Die vorliegend in Rede stehenden Sonderzahlungen sind auch mit hinreichender Sicherheit zu erwarten (vgl. BSG, Urteil vom 28. Februar 1984 – 12 RK 21/03 –) und deshalb bei der Berechnung des regelmäßig im Monat erzielten Arbeitsentgelts auf die einzelnen Monate des Jahres 1996 zu verteilen gewesen. Entgegen der vom Sozialgericht geäußerten Auffassung gibt der Sachverhalt nichts dafür her, dass bei der erforderlichen vorausschauenden Betrachtung für die Beschäftigten der Klägerin nicht mit hinreichender Sicherheit festgestanden hat, dass Ansprüche auf Urlaubs- und Weihnachtsgeld entstehen würden. Zwar enthält der zugrunde zu legende Tarifvertrag Ausschlussklauseln, Klauseln zur Fälligkeit und zu einer eventuellen Rückzahlungspflicht. Dass diese vorliegend in irgendeinem Einzelfall tatsächlich eingegriffen hätten, behauptet aber selbst die Klägerin nicht. Vielmehr sind die Beschäftigungsverhältnisse der veranlagten Mitarbeiter nach allen im Verfahren zutage getretenen Umständen auf Dauer angelegt und ungekündigt und die tariflich geschuldeten Sonderzahlungen bei einer am Jahresbeginn vorgenommenen vorausschauenden Betrachtung mit hinreichender Sicherheit zu erwarten gewesen. Schließlich kommt es entgegen der Auffassung der Klägerin für die Entstehung der Beitragspflicht auf die Geltendmachung der Ansprüche durch die Arbeitnehmer nicht an (BSG, Urteil vom 30. August 1994, a.a.O. sowie vom 14. Juli 2004 – B 12 KR 7/04 R –). Zwar kann im Einzelfall die Anwendung des Entstehungsprinzips im Falle einer einverständlich untertariflichen Bezahlung zu einer Inkongruenz zwischen Arbeitsrecht und Sozialversicherungsrecht führen. Nach der Auffassung das Bundessozialgerichts (Urteil vom 14. Juli 2004, a.a.O.) dient es jedoch der Einheit der Rechtsordnung und rechtfertigt auch im Falle fehlender Geltendmachung tarifvertraglicher Ansprüche das Festhalten am Entstehungsprinzip, wenn Versicherungsverhältnisse auf der Grundlage bestehender Tarifverträge durchgeführt werden müssen und durch eine untertarifliche Bezahlung weder der Versicherungsschutz der Arbeitnehmer beeinträchtigt werden darf, noch sich der Arbeitgeber Vorteile gegenüber tariflich zahlenden Arbeitgebern verschaffen kann. Auch dieser Auffassung schließt sich der erkennende Senat an.
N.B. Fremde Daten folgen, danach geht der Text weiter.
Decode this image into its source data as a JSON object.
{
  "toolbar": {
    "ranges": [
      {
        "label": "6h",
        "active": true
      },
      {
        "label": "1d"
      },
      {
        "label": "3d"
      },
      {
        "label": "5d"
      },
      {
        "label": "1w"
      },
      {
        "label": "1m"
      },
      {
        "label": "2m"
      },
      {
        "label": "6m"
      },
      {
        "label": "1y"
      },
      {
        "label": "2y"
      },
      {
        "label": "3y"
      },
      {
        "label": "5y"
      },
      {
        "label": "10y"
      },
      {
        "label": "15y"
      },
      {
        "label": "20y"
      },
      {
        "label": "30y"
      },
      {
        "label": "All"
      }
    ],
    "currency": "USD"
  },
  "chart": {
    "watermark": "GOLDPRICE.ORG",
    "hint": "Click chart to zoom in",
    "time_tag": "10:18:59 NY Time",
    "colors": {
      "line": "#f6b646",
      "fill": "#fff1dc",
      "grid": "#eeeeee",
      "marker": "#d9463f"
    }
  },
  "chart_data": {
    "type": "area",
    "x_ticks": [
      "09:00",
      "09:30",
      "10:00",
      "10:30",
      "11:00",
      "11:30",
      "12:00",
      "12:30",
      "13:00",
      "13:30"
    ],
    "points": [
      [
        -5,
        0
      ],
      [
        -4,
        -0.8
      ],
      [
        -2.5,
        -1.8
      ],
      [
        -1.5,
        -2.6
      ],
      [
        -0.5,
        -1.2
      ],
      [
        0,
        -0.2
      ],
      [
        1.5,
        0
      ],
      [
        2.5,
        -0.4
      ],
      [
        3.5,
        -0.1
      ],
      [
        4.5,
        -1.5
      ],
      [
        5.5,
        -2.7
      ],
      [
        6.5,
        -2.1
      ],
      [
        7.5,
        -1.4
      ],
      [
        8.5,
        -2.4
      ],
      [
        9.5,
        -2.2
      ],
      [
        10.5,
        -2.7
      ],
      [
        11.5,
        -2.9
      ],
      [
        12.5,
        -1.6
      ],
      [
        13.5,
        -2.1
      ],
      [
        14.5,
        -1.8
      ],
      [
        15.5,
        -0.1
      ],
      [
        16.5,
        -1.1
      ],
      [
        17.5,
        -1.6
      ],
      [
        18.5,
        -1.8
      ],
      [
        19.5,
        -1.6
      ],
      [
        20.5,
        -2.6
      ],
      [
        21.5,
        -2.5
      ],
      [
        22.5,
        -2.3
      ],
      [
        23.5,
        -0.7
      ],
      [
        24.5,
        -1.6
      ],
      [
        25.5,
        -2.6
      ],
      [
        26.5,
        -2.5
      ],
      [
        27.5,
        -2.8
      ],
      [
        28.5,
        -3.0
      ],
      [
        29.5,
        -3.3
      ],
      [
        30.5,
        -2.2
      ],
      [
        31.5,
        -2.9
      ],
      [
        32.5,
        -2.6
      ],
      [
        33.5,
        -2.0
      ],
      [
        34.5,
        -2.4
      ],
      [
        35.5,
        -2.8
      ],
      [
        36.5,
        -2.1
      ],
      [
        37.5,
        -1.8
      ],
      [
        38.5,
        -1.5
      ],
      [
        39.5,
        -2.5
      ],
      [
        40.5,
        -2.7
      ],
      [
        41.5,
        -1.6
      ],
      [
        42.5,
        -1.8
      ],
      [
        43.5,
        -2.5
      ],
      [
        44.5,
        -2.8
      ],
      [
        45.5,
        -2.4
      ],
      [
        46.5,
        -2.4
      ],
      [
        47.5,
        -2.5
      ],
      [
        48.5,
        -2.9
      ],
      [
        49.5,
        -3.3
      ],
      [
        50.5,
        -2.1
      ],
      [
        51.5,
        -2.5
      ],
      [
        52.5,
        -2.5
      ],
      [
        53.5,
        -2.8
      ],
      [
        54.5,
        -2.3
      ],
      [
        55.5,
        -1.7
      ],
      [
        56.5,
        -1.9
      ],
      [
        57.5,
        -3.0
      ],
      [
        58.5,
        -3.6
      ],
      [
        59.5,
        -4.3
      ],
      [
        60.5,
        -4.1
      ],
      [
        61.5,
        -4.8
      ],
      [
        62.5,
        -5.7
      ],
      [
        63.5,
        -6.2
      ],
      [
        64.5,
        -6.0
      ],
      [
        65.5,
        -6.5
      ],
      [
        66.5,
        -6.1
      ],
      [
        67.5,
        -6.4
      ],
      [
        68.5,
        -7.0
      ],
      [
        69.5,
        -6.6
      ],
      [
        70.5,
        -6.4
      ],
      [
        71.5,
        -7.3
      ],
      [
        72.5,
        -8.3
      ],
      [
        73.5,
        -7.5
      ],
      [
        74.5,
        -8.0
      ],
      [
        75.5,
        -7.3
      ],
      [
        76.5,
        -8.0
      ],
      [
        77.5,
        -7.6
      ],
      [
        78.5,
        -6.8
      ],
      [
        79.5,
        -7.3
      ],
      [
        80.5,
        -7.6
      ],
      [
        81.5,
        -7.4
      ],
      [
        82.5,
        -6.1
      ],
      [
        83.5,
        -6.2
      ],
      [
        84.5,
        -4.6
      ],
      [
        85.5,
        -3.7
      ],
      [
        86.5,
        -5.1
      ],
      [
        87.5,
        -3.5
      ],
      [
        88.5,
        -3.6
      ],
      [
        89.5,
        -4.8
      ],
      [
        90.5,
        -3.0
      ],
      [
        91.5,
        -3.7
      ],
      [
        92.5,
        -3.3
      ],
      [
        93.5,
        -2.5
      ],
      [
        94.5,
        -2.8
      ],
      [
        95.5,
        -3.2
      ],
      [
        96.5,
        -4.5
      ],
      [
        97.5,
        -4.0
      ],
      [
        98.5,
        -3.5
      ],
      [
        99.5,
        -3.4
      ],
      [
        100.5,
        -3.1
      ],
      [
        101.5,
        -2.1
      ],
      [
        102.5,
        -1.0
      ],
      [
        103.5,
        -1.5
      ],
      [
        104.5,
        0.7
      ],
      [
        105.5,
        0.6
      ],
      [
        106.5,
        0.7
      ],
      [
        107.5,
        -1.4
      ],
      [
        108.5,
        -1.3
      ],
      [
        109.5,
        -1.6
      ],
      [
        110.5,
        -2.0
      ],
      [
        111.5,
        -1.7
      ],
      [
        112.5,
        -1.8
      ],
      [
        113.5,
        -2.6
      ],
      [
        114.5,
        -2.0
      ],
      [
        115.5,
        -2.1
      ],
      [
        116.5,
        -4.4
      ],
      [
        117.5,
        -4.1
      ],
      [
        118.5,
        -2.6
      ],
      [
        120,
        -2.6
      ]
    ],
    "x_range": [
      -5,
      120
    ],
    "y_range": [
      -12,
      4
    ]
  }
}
Nach allem musste die Berufung Erfolg haben, das angegriffene Urteil aufgehoben und die Klage abgewiesen werden.

Die Kostenentscheidung beruht auf der Regelung des § 193 SGG und entspricht dem Ausgang des Rechtsstreits in der Hauptsache.

Der Senat hat die Revision gegen dieses Urteil nicht zugelassen, weil die gesetzlichen Voraussetzungen des § 160 Abs. 2 Nr. 1 oder Nr. 2 SGG nicht vorliegen.